Un caso en el que morían Caleb (de 19 días, con problemas respiratorios), Patrick (de 8 meses, con epilepsia), Sarah (de 10 meses) y Laura (de 18 meses), ambas con la mutación de un gen que afectaba al corazón. Todo esto, todas estas enfermedades genéticas y hereditarias, no se sabía o no quisieron saberlo o no lo tuvieron en cuenta, porque, como dijo Meadow, que las muertes fueran naturales era «una probabilidad entre 73 millones».

Esta es una historia muy triste, muy cruel, que en su momento desató la parte más oscura del ser humano, y que ahora la ciencia y la casualidad han aclarado, después de que Kathleen haya pasado 20 años en prisiones de máxima seguridad. «Siempre he pensado y pensaré en mis hijos y lloro por ellos; los he echado de menos y los he amado mucho», ha dicho, de este calvario, en su casa, con un ademán tranquilo y un comportamiento discreto, mientras colocaba un ramo de flores en un jarrón y acariciaba a un perro.

Dos llamadas telefónicas

Hablamos de ciencia y casualidad. Y de dos llamadas telefónicas. La primera, de un abogado que antes había sido científico y que había estudiado inmunología con una eminente investigadora. David Wallace se interesó por el caso y habló con su exprofesora, Carla García de Vinuesa. No lo veía nada claro. Aquí empezó la investigación que confirmó que todos los bebés murieron por causas ajenas a la voluntad de la madre. La segunda, poco después de saber que había sido indultada, de Kathleen a García de Vinuesa. Tres de la madrugada en Inglaterra. Desde Australia, la madre inocente le dice a la doctora que su deseo más intenso es «cambiar el epitafio de mis hijos y decir que no fueron asesinados».

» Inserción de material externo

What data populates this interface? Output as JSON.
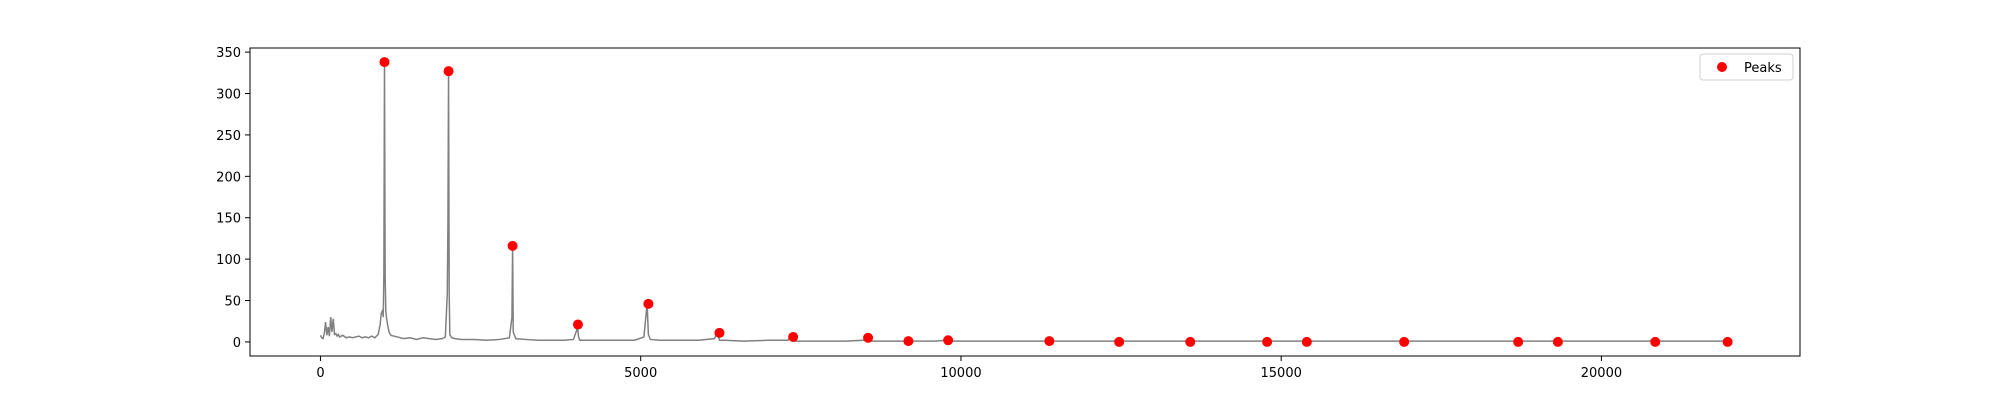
{
  "chart_data": {
    "type": "line",
    "title": "",
    "xlabel": "",
    "ylabel": "",
    "xlim": [
      -1100,
      23100
    ],
    "ylim": [
      -17,
      355
    ],
    "xticks": [
      0,
      5000,
      10000,
      15000,
      20000
    ],
    "yticks": [
      0,
      50,
      100,
      150,
      200,
      250,
      300,
      350
    ],
    "grid": false,
    "legend": {
      "placement": "top-right",
      "entries": [
        "Peaks"
      ]
    },
    "colors": {
      "line": "#808080",
      "peaks": "#ff0000",
      "axes": "#000000"
    },
    "series": [
      {
        "kind": "line",
        "x": [
          0,
          20,
          40,
          60,
          80,
          100,
          120,
          140,
          160,
          180,
          200,
          220,
          240,
          260,
          280,
          300,
          350,
          400,
          450,
          500,
          550,
          600,
          650,
          700,
          750,
          800,
          850,
          900,
          930,
          950,
          970,
          980,
          990,
          1000,
          1010,
          1020,
          1030,
          1050,
          1070,
          1100,
          1200,
          1300,
          1400,
          1500,
          1600,
          1700,
          1800,
          1900,
          1950,
          1980,
          1990,
          2000,
          2010,
          2020,
          2050,
          2100,
          2200,
          2400,
          2600,
          2800,
          2950,
          2990,
          3000,
          3010,
          3050,
          3200,
          3400,
          3600,
          3800,
          3950,
          4000,
          4010,
          4030,
          4050,
          4100,
          4300,
          4600,
          4900,
          5050,
          5100,
          5120,
          5150,
          5300,
          5600,
          5900,
          6150,
          6200,
          6230,
          6300,
          6600,
          7000,
          7300,
          7350,
          7400,
          7800,
          8200,
          8480,
          8500,
          8550,
          9000,
          9150,
          9200,
          9600,
          9780,
          9850,
          10500,
          11000,
          11340,
          11400,
          12000,
          12430,
          12500,
          13000,
          13550,
          13600,
          14000,
          14750,
          14800,
          15350,
          15400,
          16000,
          16880,
          16950,
          17500,
          18000,
          18670,
          18750,
          19300,
          19350,
          20000,
          20820,
          20900,
          21500,
          22000
        ],
        "y": [
          8,
          5,
          4,
          10,
          24,
          8,
          18,
          7,
          30,
          12,
          28,
          9,
          10,
          7,
          9,
          6,
          8,
          5,
          6,
          5,
          6,
          7,
          5,
          6,
          5,
          7,
          5,
          9,
          20,
          35,
          38,
          30,
          80,
          338,
          80,
          38,
          30,
          20,
          12,
          8,
          6,
          4,
          5,
          3,
          5,
          4,
          3,
          4,
          6,
          58,
          140,
          327,
          60,
          9,
          5,
          4,
          3,
          3,
          2,
          3,
          5,
          30,
          116,
          12,
          4,
          3,
          2,
          2,
          2,
          3,
          14,
          21,
          6,
          2,
          2,
          2,
          2,
          2,
          6,
          46,
          9,
          3,
          2,
          2,
          2,
          4,
          11,
          2,
          2,
          1,
          2,
          2,
          7,
          1,
          1,
          1,
          2,
          5,
          1,
          1,
          1,
          1,
          1,
          2,
          1,
          1,
          1,
          1,
          1,
          1,
          1,
          1,
          1,
          1,
          1,
          1,
          1,
          1,
          1,
          1,
          1,
          1,
          1,
          1,
          1,
          1,
          1,
          1,
          1,
          1,
          1,
          1,
          1,
          1
        ]
      },
      {
        "kind": "scatter",
        "name": "Peaks",
        "x": [
          1000,
          2000,
          3000,
          4020,
          5120,
          6230,
          7380,
          8550,
          9180,
          9800,
          11380,
          12470,
          13580,
          14780,
          15400,
          16920,
          18700,
          19320,
          20840,
          21970
        ],
        "y": [
          338,
          327,
          116,
          21,
          46,
          11,
          6,
          5,
          1,
          2,
          1,
          0,
          0,
          0,
          0,
          0,
          0,
          0,
          0,
          0
        ]
      }
    ]
  }
}
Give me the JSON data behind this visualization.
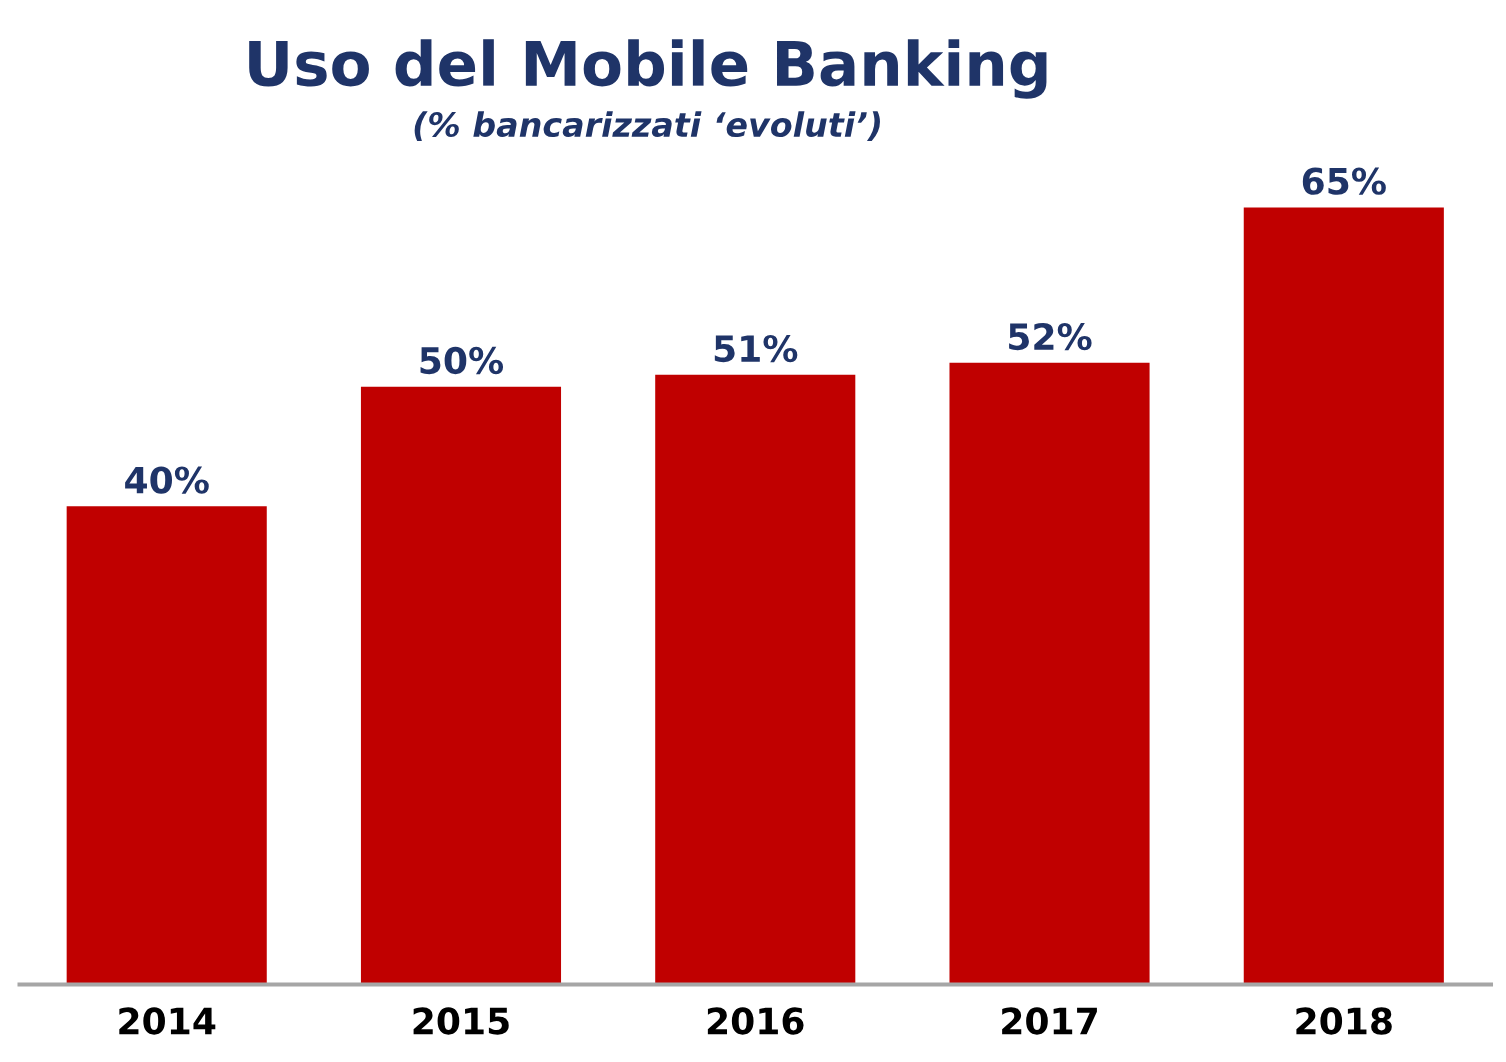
{
  "chart_data": {
    "type": "bar",
    "title": "Uso del Mobile Banking",
    "subtitle": "(% bancarizzati ‘evoluti’)",
    "categories": [
      "2014",
      "2015",
      "2016",
      "2017",
      "2018"
    ],
    "values": [
      40,
      50,
      51,
      52,
      65
    ],
    "value_labels": [
      "40%",
      "50%",
      "51%",
      "52%",
      "65%"
    ],
    "color": "#c00000",
    "grid": false,
    "legend": false
  }
}
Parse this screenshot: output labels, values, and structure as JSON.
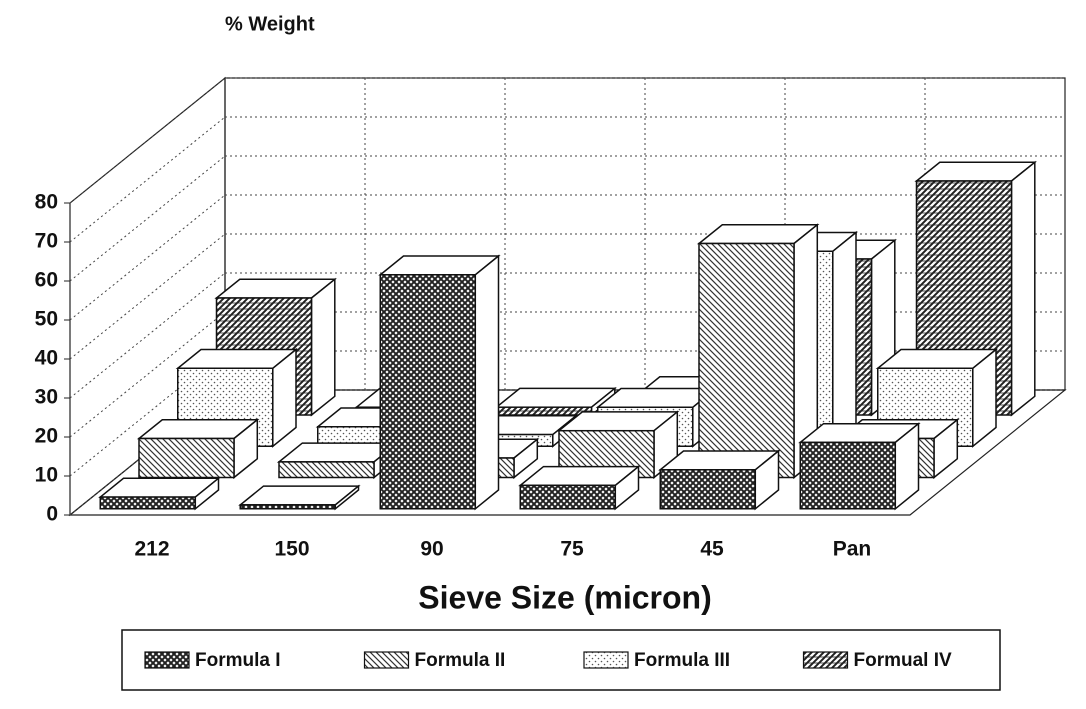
{
  "chart_data": {
    "type": "bar3d",
    "title": "% Weight",
    "x_label": "Sieve Size (micron)",
    "categories": [
      "212",
      "150",
      "90",
      "75",
      "45",
      "Pan"
    ],
    "series": [
      {
        "name": "Formula I",
        "color": "#222222",
        "values": [
          3,
          1,
          60,
          6,
          10,
          17
        ]
      },
      {
        "name": "Formula II",
        "color": "#333333",
        "values": [
          10,
          4,
          5,
          12,
          60,
          10
        ]
      },
      {
        "name": "Formula III",
        "color": "#555555",
        "values": [
          20,
          5,
          3,
          10,
          50,
          20
        ]
      },
      {
        "name": "Formual IV",
        "color": "#222222",
        "values": [
          30,
          2,
          2,
          5,
          40,
          60
        ]
      }
    ],
    "ylim": [
      0,
      80
    ],
    "yticks": [
      0,
      10,
      20,
      30,
      40,
      50,
      60,
      70,
      80
    ],
    "grid": true
  }
}
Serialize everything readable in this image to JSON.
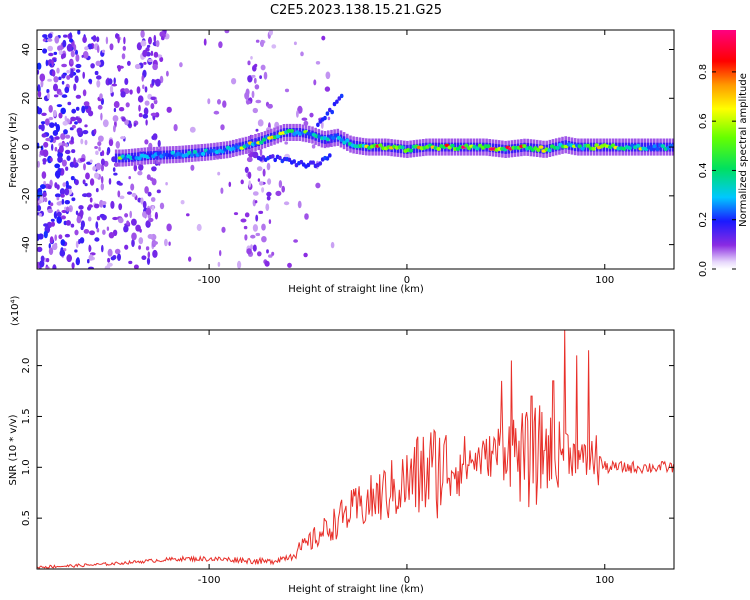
{
  "title": "C2E5.2023.138.15.21.G25",
  "chart_data": [
    {
      "type": "heatmap",
      "xlabel": "Height of straight line (km)",
      "ylabel": "Frequency (Hz)",
      "xlim": [
        -187,
        135
      ],
      "ylim": [
        -50,
        48
      ],
      "xticks": [
        -100,
        0,
        100
      ],
      "yticks": [
        -40,
        -20,
        0,
        20,
        40
      ],
      "colorbar": {
        "label": "Normalized spectral amplitude",
        "range": [
          0.0,
          0.97
        ],
        "ticks": [
          0.0,
          0.2,
          0.4,
          0.6,
          0.8
        ],
        "tick_labels": [
          "0.0",
          "0.2",
          "0.4",
          "0.6",
          "0.8"
        ]
      },
      "main_band": [
        {
          "x": -143,
          "f": -4.5,
          "a": 0.45
        },
        {
          "x": -130,
          "f": -3.5,
          "a": 0.4
        },
        {
          "x": -115,
          "f": -3,
          "a": 0.45
        },
        {
          "x": -100,
          "f": -2,
          "a": 0.5
        },
        {
          "x": -90,
          "f": -1,
          "a": 0.5
        },
        {
          "x": -80,
          "f": 1,
          "a": 0.55
        },
        {
          "x": -72,
          "f": 3,
          "a": 0.55
        },
        {
          "x": -62,
          "f": 6,
          "a": 0.6
        },
        {
          "x": -54,
          "f": 6,
          "a": 0.55
        },
        {
          "x": -48,
          "f": 5,
          "a": 0.5
        },
        {
          "x": -42,
          "f": 3,
          "a": 0.5
        },
        {
          "x": -35,
          "f": 4,
          "a": 0.5
        },
        {
          "x": -28,
          "f": 1,
          "a": 0.6
        },
        {
          "x": -20,
          "f": 0,
          "a": 0.7
        },
        {
          "x": -10,
          "f": 0,
          "a": 0.8
        },
        {
          "x": 0,
          "f": -1,
          "a": 0.75
        },
        {
          "x": 10,
          "f": 0,
          "a": 0.75
        },
        {
          "x": 20,
          "f": 0,
          "a": 0.75
        },
        {
          "x": 30,
          "f": 0,
          "a": 0.8
        },
        {
          "x": 40,
          "f": 0,
          "a": 0.8
        },
        {
          "x": 50,
          "f": -1,
          "a": 0.8
        },
        {
          "x": 60,
          "f": 0,
          "a": 0.75
        },
        {
          "x": 70,
          "f": -1,
          "a": 0.7
        },
        {
          "x": 80,
          "f": 1,
          "a": 0.6
        },
        {
          "x": 86,
          "f": 0,
          "a": 0.55
        },
        {
          "x": 95,
          "f": 0,
          "a": 0.8
        },
        {
          "x": 110,
          "f": 0,
          "a": 0.55
        },
        {
          "x": 125,
          "f": 0,
          "a": 0.5
        },
        {
          "x": 134,
          "f": 0,
          "a": 0.5
        }
      ],
      "lower_branch": [
        {
          "x": -75,
          "f": -4
        },
        {
          "x": -65,
          "f": -5
        },
        {
          "x": -55,
          "f": -7
        },
        {
          "x": -45,
          "f": -7
        },
        {
          "x": -38,
          "f": -3
        }
      ],
      "upper_branch": [
        {
          "x": -45,
          "f": 10
        },
        {
          "x": -38,
          "f": 15
        },
        {
          "x": -32,
          "f": 22
        }
      ]
    },
    {
      "type": "line",
      "xlabel": "Height of straight line (km)",
      "ylabel": "SNR (10 * v/v)",
      "y_multiplier": "(x10⁴)",
      "xlim": [
        -187,
        135
      ],
      "ylim": [
        0,
        2.35
      ],
      "xticks": [
        -100,
        0,
        100
      ],
      "yticks": [
        0.5,
        1.0,
        1.5,
        2.0
      ],
      "ytick_labels": [
        "0.5",
        "1.0",
        "1.5",
        "2.0"
      ],
      "color": "#e8302a",
      "series": [
        {
          "x": [
            -187,
            -170,
            -150,
            -130,
            -115,
            -100,
            -85,
            -70,
            -60,
            -50,
            -40,
            -30,
            -20,
            -10,
            0,
            10,
            20,
            30,
            40,
            45,
            50,
            55,
            60,
            65,
            70,
            75,
            80,
            85,
            90,
            95,
            100,
            110,
            120,
            135
          ],
          "y": [
            0.02,
            0.03,
            0.05,
            0.08,
            0.1,
            0.1,
            0.09,
            0.07,
            0.12,
            0.25,
            0.4,
            0.55,
            0.65,
            0.75,
            0.85,
            0.95,
            1.0,
            1.05,
            1.1,
            1.15,
            1.2,
            1.15,
            1.05,
            1.1,
            1.2,
            1.1,
            1.2,
            1.1,
            1.05,
            1.1,
            1.0,
            1.0,
            1.0,
            1.0
          ]
        }
      ],
      "peaks": [
        {
          "x": 48,
          "y": 1.85
        },
        {
          "x": 53,
          "y": 2.05
        },
        {
          "x": 63,
          "y": 1.7
        },
        {
          "x": 74,
          "y": 1.85
        },
        {
          "x": 80,
          "y": 2.35
        },
        {
          "x": 86,
          "y": 2.1
        },
        {
          "x": 92,
          "y": 2.15
        }
      ]
    }
  ]
}
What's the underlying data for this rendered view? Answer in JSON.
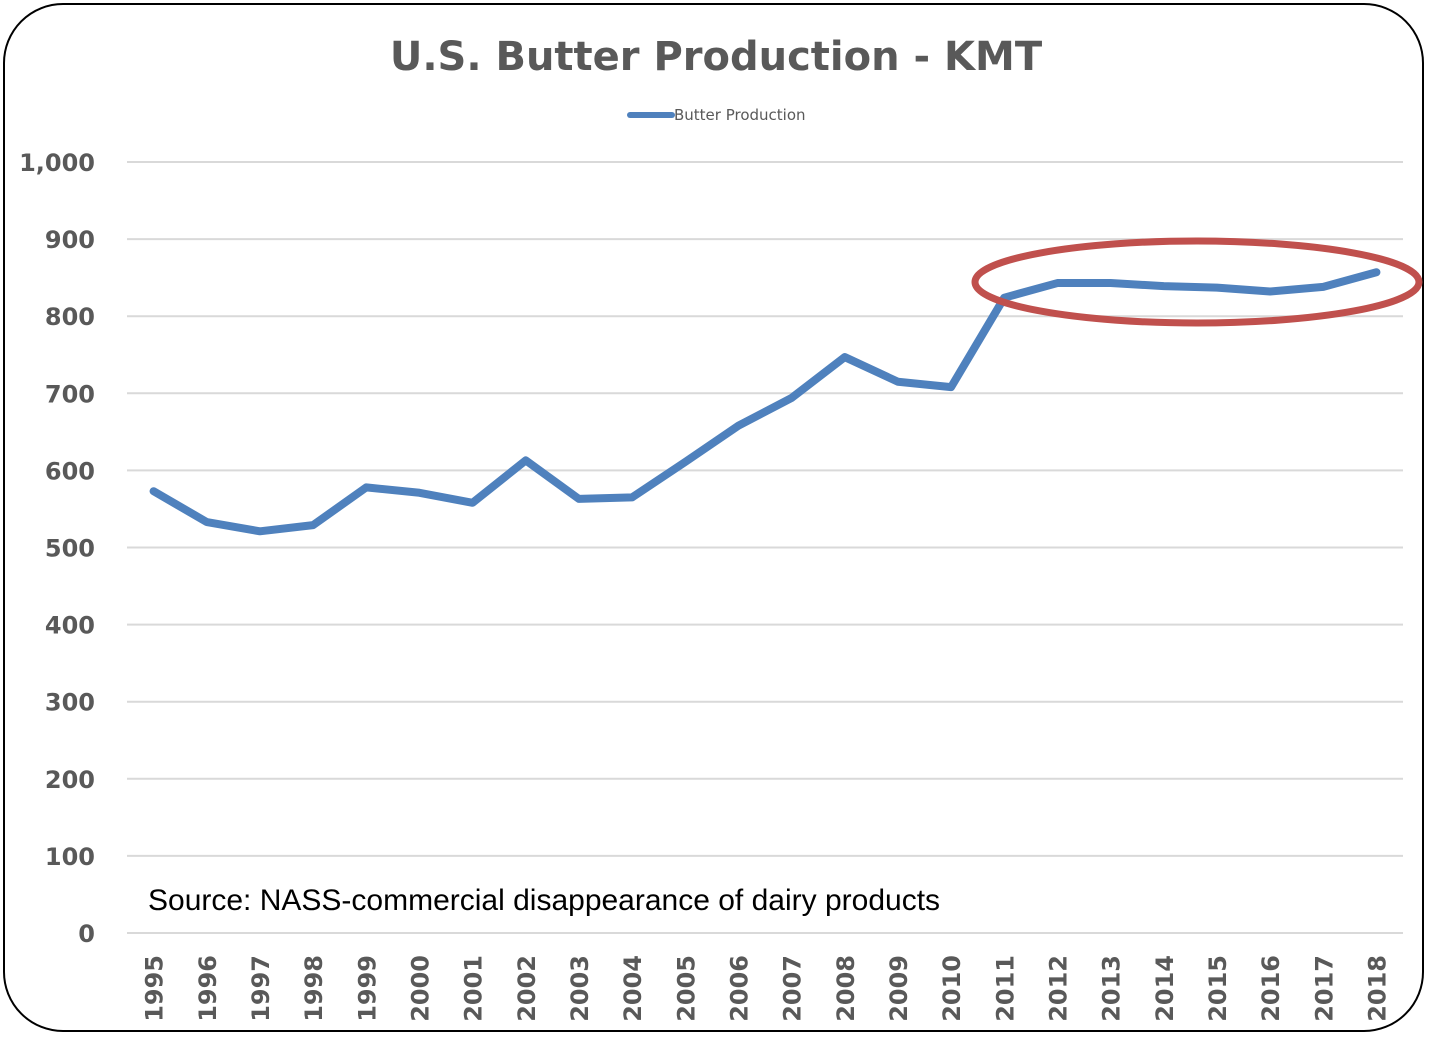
{
  "chart_data": {
    "type": "line",
    "title": "U.S. Butter Production - KMT",
    "xlabel": "",
    "ylabel": "",
    "categories": [
      "1995",
      "1996",
      "1997",
      "1998",
      "1999",
      "2000",
      "2001",
      "2002",
      "2003",
      "2004",
      "2005",
      "2006",
      "2007",
      "2008",
      "2009",
      "2010",
      "2011",
      "2012",
      "2013",
      "2014",
      "2015",
      "2016",
      "2017",
      "2018"
    ],
    "series": [
      {
        "name": "Butter Production",
        "color": "#4F81BD",
        "values": [
          573,
          533,
          521,
          529,
          578,
          571,
          558,
          613,
          563,
          565,
          611,
          658,
          694,
          747,
          715,
          708,
          824,
          843,
          843,
          839,
          837,
          832,
          838,
          857
        ]
      }
    ],
    "ylim": [
      0,
      1000
    ],
    "yticks": [
      "0",
      "100",
      "200",
      "300",
      "400",
      "500",
      "600",
      "700",
      "800",
      "900",
      "1,000"
    ],
    "grid": true,
    "legend_position": "top",
    "annotation": {
      "shape": "ellipse",
      "color": "#C0504D",
      "highlights": [
        "2011",
        "2018"
      ],
      "text": "Source:  NASS-commercial disappearance of dairy products"
    }
  }
}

Ella lo sabía, pero los jueces, expertos, periodistas, la opinión pública, opinaron lo contrario. Cuando fue condenada, The Age of Melbourne publicó una crónica que titulaba así: «Kill them softly» (Mátalos suavemente, como en la canción). Y relacionaba la tragedia con la carga genética del padre (que, ese sí, había apuñalado a la madre de Kathleen cuando ella tenía 18 meses), las privaciones de una infancia sórdida y un afán de emular a Medea, «la mujer que asesina a sus hijos y hace temblar los cimientos de la civilización». Y también dijeron (un digital, News.com.au) que era manipuladora y mentirosa y que nunca sería vista como la «santa cruelmente denostada, como defienden sus partidarios», sino como un monstruo sin alma.

Esta es la historia triste de una niña que creció en orfanatos y casas de acogida, que se casó jovencita y que escribió: «Me siento como la peor madre del mundo». La condenaron por los gritos ahogados y sordos que escribía en un diario, como un intento desesperado para huir del drama. Las «palabras de una madre aquejada», ha declarado el comisionado que ha revisado la sentencia y que ha demostrado lo contrario de lo que pretendía el doctor Meadow.